A. SURVEY DATA AS OF AUGUST 27, 2012
Total # of responses: 111
# of States: 25
# of Congressional Food candidates identified and vetted: 1
(Cong. Earl Blumenauer – Oregon)
Question #3: FOOD CANDIDATES?
In your district, have any candidates for U.S. Congress (House of Representatives) identified FOOD as a plank in their election platform? In other words, does any candidate list FOOD on his/her list of issues? (website, campaign literature, press releases, etc.)
Yes 10% (After vetting, this was reduced to 1%. Some “Yes” answers cited state and local candidates.)
No 42%
Don’t know 48%
Question #7. TALKING TO CANDIDATES?
During 2012, have you personally communicated your FOOD concerns to any Congressional candidate(s) in your district?
Yes 42%
No 58%
B. COMMENTS on TALKING TO CANDIDATES ABOUT FOOD
Comments from survey respondents + “value-added” tips by D. Hillman, based on my own experience in working with government officials at all levels. Not every comment or tip will be useful for everyone. I just wanted to include a variety.
Question #10:
How can we make FOOD an election issue in 2012? How can we make FOOD an election issue in the future?

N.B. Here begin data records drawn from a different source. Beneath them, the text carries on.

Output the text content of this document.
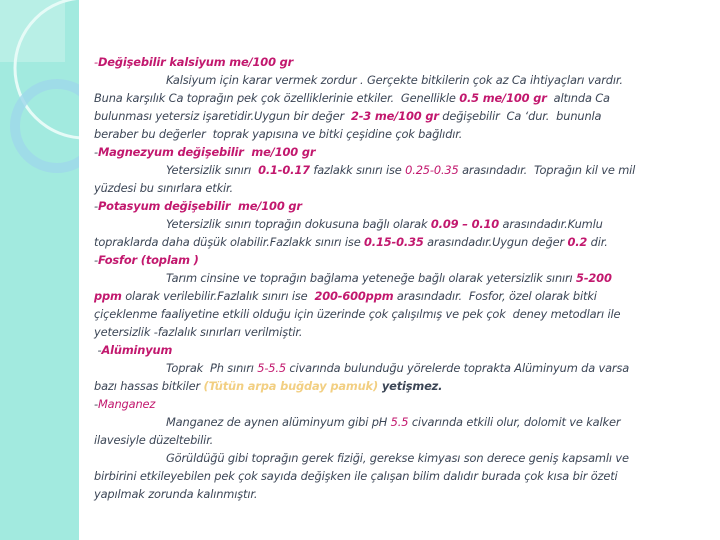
-Değişebilir kalsiyum me/100 gr
Kalsiyum için karar vermek zordur . Gerçekte bitkilerin çok az Ca ihtiyaçları vardır.
Buna karşılık Ca toprağın pek çok özelliklerinie etkiler.  Genellikle 0.5 me/100 gr  altında Ca
bulunması yetersiz işaretidir.Uygun bir değer  2-3 me/100 gr değişebilir  Ca ‘dur.  bununla
beraber bu değerler  toprak yapısına ve bitki çeşidine çok bağlıdır.
-Magnezyum değişebilir  me/100 gr
Yetersizlik sınırı  0.1-0.17 fazlakk sınırı ise 0.25-0.35 arasındadır.  Toprağın kil ve mil
yüzdesi bu sınırlara etkir.
-Potasyum değişebilir  me/100 gr
Yetersizlik sınırı toprağın dokusuna bağlı olarak 0.09 – 0.10 arasındadır.Kumlu
topraklarda daha düşük olabilir.Fazlakk sınırı ise 0.15-0.35 arasındadır.Uygun değer 0.2 dir.
-Fosfor (toplam )
Tarım cinsine ve toprağın bağlama yeteneğe bağlı olarak yetersizlik sınırı 5-200
ppm olarak verilebilir.Fazlalık sınırı ise  200-600ppm arasındadır.  Fosfor, özel olarak bitki
çiçeklenme faaliyetine etkili olduğu için üzerinde çok çalışılmış ve pek çok  deney metodları ile
yetersizlik -fazlalık sınırları verilmiştir.
-Alüminyum
Toprak  Ph sınırı 5-5.5 civarında bulunduğu yörelerde toprakta Alüminyum da varsa
bazı hassas bitkiler (Tütün arpa buğday pamuk) yetişmez.
-Manganez
Manganez de aynen alüminyum gibi pH 5.5 civarında etkili olur, dolomit ve kalker
ilavesiyle düzeltebilir.
Görüldüğü gibi toprağın gerek fiziği, gerekse kimyası son derece geniş kapsamlı ve
birbirini etkileyebilen pek çok sayıda değişken ile çalışan bilim dalıdır burada çok kısa bir özeti
yapılmak zorunda kalınmıştır.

Please share experiences, problems, successes, and suggestions that would help other voters and non-voters make food a campaign issue.
1. CALIFORNIA. Stay away from the “fear” card (crisis, emergency). Show practical, everyday ways candidates and officials can help.
“While the state of food affairs in this country can be framed as a dire, urgent issue that requires immediate action (it does), I believe that depicting an issue as an emergency situation sometimes overwhelms voters who have little to no education on the subject. Therefore it would be good to point to organizations and communities that are working towards fixing the problem and say they need help.”
Value-added tip: Before meeting with a candidate, do a “quick and dirty” community food assessment: Just make a list of all the groups, organizations, businesses, people who are working on your local food & farm economy. You may be surprised how long this list is. From farm to table to compost — possibly back to farm. The candidates will be surprised, too, at how many people and groups are concerned about food and farm issues. Once the candidate has that list, he/she now knows what a “community food and farm system” is.
2. WASHINGTON. Non-partisan, inclusive framework.
“FOOD has to be framed in a non-partisan, inclusive way to appeal to ALL people, and I’m not sure the exact way to do this except with more education, a focus on health especially childrens’ health, FOOD (good, fresh, healthy food) as a basic human right. Since it seems like an issue the left generally takes up, frame our FOOD crisis in more conservative terms such as personal responsibility or supporting small business, etc.”
Value added tip: Make new food friends. If you’re setting up a meeting with a candidate, bring a multi-faceted group with you. If your group is mostly Democrats, find a couple Republicans who are concerned about food issues; invite them to join your meeting. If your group is mostly urban consumers, find some constituents who have rural farm connections; invite them to join your meeting. If your group is homogeneously white, find some people of color who are working on community food issues; invite them to join your meeting. If your group is one religious domination, consider creating interfaith connections; invite Buddhists, Christians, Muslims, Hindus, Jews, pagans to join your meeting.
3. ILLINOIS. Non-partisan, inclusive framework: Linking sectors, populations, candidates’ issue areas.
“Linking the discussion to jobs and environmental policy. Jobs for rural conservative areas and environmental/sustainability efforts for urban liberal areas. Healthcare costs and the role that promoting healthy fresh sustainable food consumption can play in bringing down health care costs is also an important approach.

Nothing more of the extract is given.